A Reflection on Data Visualizations

This week I was catching up on recent blog posts in my RSS feed and I stumbled upon a very interesting (and very pretty) visualization of Baltic Sea Traffic (thanks to James Cheshire at for posting this video!). This visualization got me thinking about the benefits of using visualizations to represent big data, how visualizations can be argumentative, and the consequences of these realizations on how we critically examine such visualizations. But first, let’s take a look at the video:

So what does this visualization show us about the potential of using visualizations to represent data? First, it shows us how big data visualizations help viewers understand the scale and quantity of our data. It reminds me of the often-used Stalin quote, “A single death is a tragedy; a million deaths is a statistic.” In the Baltic Sea Traffic visualization, sure they could just say how many ships travel in and around the Baltic Sea on any given day. But that is just a number, and a really large one at that. If they just said there were–to make up a number–100,000 ships per day, would we really be able to understand how many ships there were? Would we get a sense of their routes? I think the answer is no. When I see a number like 100,000, I understand that it is a large number but I cannot really picture it. This visualization is so much more effective at getting the viewer to understand the sheer number of ships moving in and out of the Baltic Sea on a given day. By depicting each ship as its own node we get to see their movement and interaction in real time. It is a truly chaotic picture, which is made even more effective by showing the number of accidents, collisions, groundings, and illegal spills in the middle of the traffic visualization. These sorts of big data visualizations give us a way to demonstrate large-scale data in a more effective way than just numbers or prose.

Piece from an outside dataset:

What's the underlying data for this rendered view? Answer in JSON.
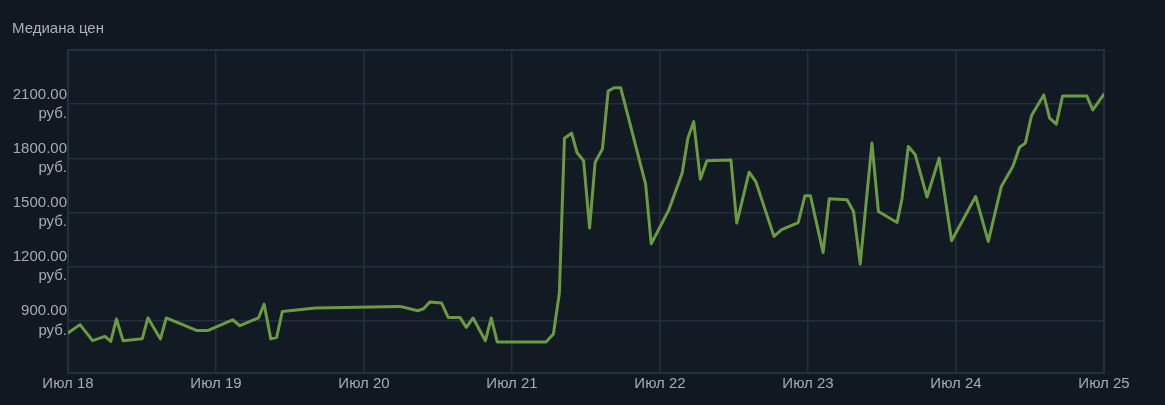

This brings up another aspect of visualizations that I think is very important. Visualizations are not just evidence that supports a given argument. They are not just data or information.  Visualizations can be argumentative. Sure you might want to add some prose to explain or flesh out the argument, but this three-minute video mostly lets the moving image speak for itself. And I think it is more powerful because of that.

Finally, if visualizations can be argumentative then we, as critical humanists, must evaluate these visualizations as arguments–meaning we need to consider intentionality and purpose when analyzing the strength and value of these visual arguments. Much like a photograph or a work of art, these visualizations have a purpose and a message that affects the way they are constructed or displayed. This intentionality must be critically examined when evaluating these visualizations.